Court Opinion

ID: 7186172
Source: CourtListenerOpinion
Date Created: 2022-07-24 16:52:36.827719+00
Date Added: 2024-06-11T16:16:04.661694
License: Public Domain

Vookhies, J.
This case comes up on two motions to quash, and several bills of exception. The defendant was found guilty of the offence of feloniously and willfully attempting to carry a slave out of the State by land.
The first motion to quash points out as a defect, that the name of the slave is not given. It was sufficient to describe him, in the words of the indictment: “ a certain negro man, slave for life, whose name is to the jurors aforesaid unknown, but who then and there belonged to and was the property of James H. Dawson.” It is not made apparent by bill of exception, that tlie Grand Jury or the State Attorney were at the time aware of the name of the slave; the above must, therefore, be held to be a sufficient compliance with the law in describing the slave in question.
The second motion to quash sets up that the Act upon which this prosecution is based, has been repealed by the Acts of the 14th March, 1855,relative to crimes and offences,” and of the 19th of March, 1851, “ relative to slaves.” It is true that the repealing clauses of these Acts repeal all former Acts on the same subject-matter ; but we have repeatedly held, in giving effect to this clause, that it does not repeal those statutes, denouncing certain crimes and offences, upon which those Acts are silent; or, in other words, that all foregoing statutes punishing crimes and offences are not done away with, unless reference be made to these offences in the above quoted Acts of 1855 and 1857. State v. Slave Jack, ante 385.

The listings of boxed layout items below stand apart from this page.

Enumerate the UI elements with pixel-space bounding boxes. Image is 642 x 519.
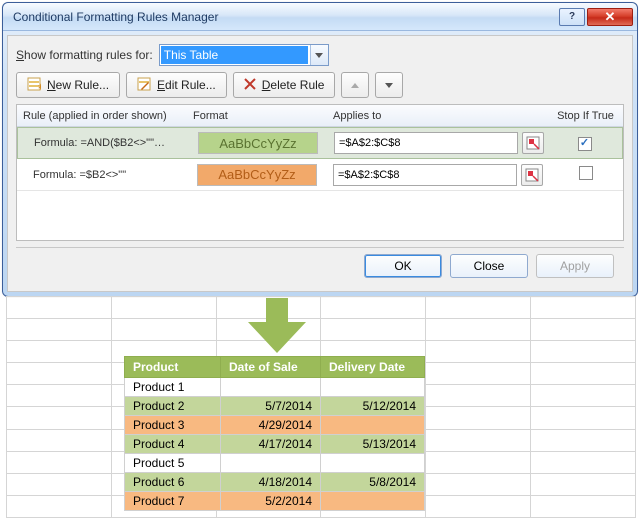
close-window-button[interactable]: ✕ xyxy=(587,8,633,26)
rule-row[interactable]: Formula: =$B2<>"" AaBbCcYyZz xyxy=(17,159,623,191)
table-row: Product 1 xyxy=(125,378,425,397)
table-row: Product 25/7/20145/12/2014 xyxy=(125,397,425,416)
table-header-row: Product Date of Sale Delivery Date xyxy=(125,357,425,378)
rule-formula: Formula: =AND($B2<>""… xyxy=(18,137,188,149)
edit-rule-label: dit Rule... xyxy=(165,78,216,92)
ok-button[interactable]: OK xyxy=(364,254,442,278)
dialog-footer: OK Close Apply xyxy=(16,247,624,283)
rules-manager-dialog: Conditional Formatting Rules Manager ? ✕… xyxy=(2,2,638,297)
chevron-down-icon xyxy=(310,45,328,65)
rule-row[interactable]: Formula: =AND($B2<>""… AaBbCcYyZz xyxy=(17,127,623,159)
new-rule-icon: ✶ xyxy=(27,77,41,94)
range-picker-icon[interactable] xyxy=(522,132,544,154)
scope-combobox-value: This Table xyxy=(164,48,218,62)
delete-icon xyxy=(244,78,256,93)
stop-if-true-checkbox[interactable] xyxy=(579,166,593,180)
col-header-stop: Stop If True xyxy=(548,110,623,122)
svg-text:✶: ✶ xyxy=(37,82,41,91)
dialog-title: Conditional Formatting Rules Manager xyxy=(13,10,559,24)
edit-rule-button[interactable]: Edit Rule... xyxy=(126,72,227,98)
table-row: Product 64/18/20145/8/2014 xyxy=(125,473,425,492)
header-product: Product xyxy=(125,357,221,378)
new-rule-label: ew Rule... xyxy=(56,78,109,92)
delete-rule-button[interactable]: Delete Rule xyxy=(233,72,336,98)
scope-combobox[interactable]: This Table xyxy=(159,44,329,66)
move-down-button[interactable] xyxy=(375,72,403,98)
help-button[interactable]: ? xyxy=(559,8,585,26)
show-rules-label: Show formatting rules for: xyxy=(16,48,153,62)
edit-rule-icon xyxy=(137,77,151,94)
header-delivery: Delivery Date xyxy=(321,357,425,378)
col-header-format: Format xyxy=(187,110,327,122)
titlebar: Conditional Formatting Rules Manager ? ✕ xyxy=(3,3,637,31)
result-table: Product Date of Sale Delivery Date Produ… xyxy=(124,356,425,511)
apply-button[interactable]: Apply xyxy=(536,254,614,278)
move-up-button[interactable] xyxy=(341,72,369,98)
rule-formula: Formula: =$B2<>"" xyxy=(17,169,187,181)
new-rule-button[interactable]: ✶ New Rule... xyxy=(16,72,120,98)
format-preview: AaBbCcYyZz xyxy=(197,164,317,186)
down-arrow-icon xyxy=(248,298,306,353)
table-row: Product 44/17/20145/13/2014 xyxy=(125,435,425,454)
header-date-sale: Date of Sale xyxy=(221,357,321,378)
rules-grid: Rule (applied in order shown) Format App… xyxy=(16,104,624,241)
col-header-applies: Applies to xyxy=(327,110,548,122)
close-button[interactable]: Close xyxy=(450,254,528,278)
stop-if-true-checkbox[interactable] xyxy=(578,137,592,151)
table-row: Product 34/29/2014 xyxy=(125,416,425,435)
range-picker-icon[interactable] xyxy=(521,164,543,186)
applies-to-input[interactable] xyxy=(334,132,518,154)
delete-rule-label: elete Rule xyxy=(270,78,324,92)
table-row: Product 5 xyxy=(125,454,425,473)
format-preview: AaBbCcYyZz xyxy=(198,132,318,154)
rules-grid-header: Rule (applied in order shown) Format App… xyxy=(17,105,623,127)
applies-to-input[interactable] xyxy=(333,164,517,186)
rules-toolbar: ✶ New Rule... Edit Rule... Delete Rule xyxy=(16,72,624,98)
col-header-rule: Rule (applied in order shown) xyxy=(17,110,187,122)
table-row: Product 75/2/2014 xyxy=(125,492,425,511)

This case must, however, be remanded, on account of the ruling ex officio of the District Judge, rejecting the following question propounded on cross-examination by the defendant to a State witness, to-wit: “ if he was not anxious that the defendant should be convicted?” The question was a proper one, as the object of it was to show bias on the part of the witness for the prosecution. In weighing that testimony, it was all-important that the jury should have been made aware of the state of the witness’s mind on the subject; and if really he was anxious that the accused should be convicted, it would then have been the duty of the jury to ascertain to what extent, if at all, his credibility was affected.
It is, therefore, ordered and decreed, that the judgment of the District Court be avoided and reverged, and that this case be remanded for further proceedings.